How Current School Reform Policy Maintains Racial and Economic Inequality, Second Edition
Mayorga, Edwin / Aggarwal, Ujju / Picower, Bree
Erschienen am
28.04.2020
Beschreibung
The first edition of What’s Race Got to Do With It (2015) addressed a moment when those working on the ground—activists, educators, young people, and families—were trying to understand and fight back against neoliberal education reforms (e.g., high stakes testing, school closings, and charter schools), while uncovering what race had to do with it all in the context of a supposedly post-racial United States. In the years since, the steady and grounded work of social movements has increased the visibility and critique of privatization, market-based reforms, and segregation; demonstrating the interlocking connections between racism and capitalism. In this period we have also seen an intensified attack on public education (alongside other public infrastructures) and a return to a more overt "racism as we knew it." This new edition of What’s Race continues the examination of neoliberal education reforms as they are being rolled back (or reworked) to track the changes and continuities of recent years—revealing the ways in which market-driven education reforms work with and through race—and share grassroots stories of resistance to these reforms. It is hoped that this new edition will continue to sharpen readers’ analyses concerning what we are working to defend and what we are working to transform, and provides a guide to action that emboldens the collective struggle for justice.
Autorenportrait
Edwin Mayorga is Assistant Professor of Educational Studies and Latin American/Latinx Studies at Swarthmore College. He is completing his first book, Dominance and Sobrevivencia: The Barrio and Latinx Education in the Midst of Racial Capitalist Urbanism.

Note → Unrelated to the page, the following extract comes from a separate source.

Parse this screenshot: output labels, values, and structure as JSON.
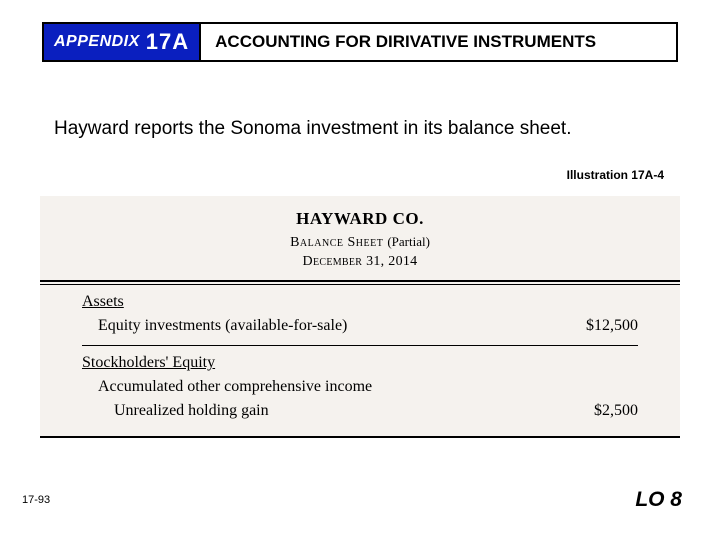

Ujju Aggarwal is Assistant Professor of Anthropology at The New School. She is completing her first book, The Color of Choice: Raced Rights and the Structure of Citizenship in Education, a historically informed ethnography of choice as it emerged in the post-Civil Rights period in the United States.
Bree Picower is Associate Professor at Montclair State University. She is the author of Practice What You Teach: Social Justice Education in the Classroom and the Streets and co-editor of Confronting Racism in Teacher Education: Counternarratives of Critical Practice.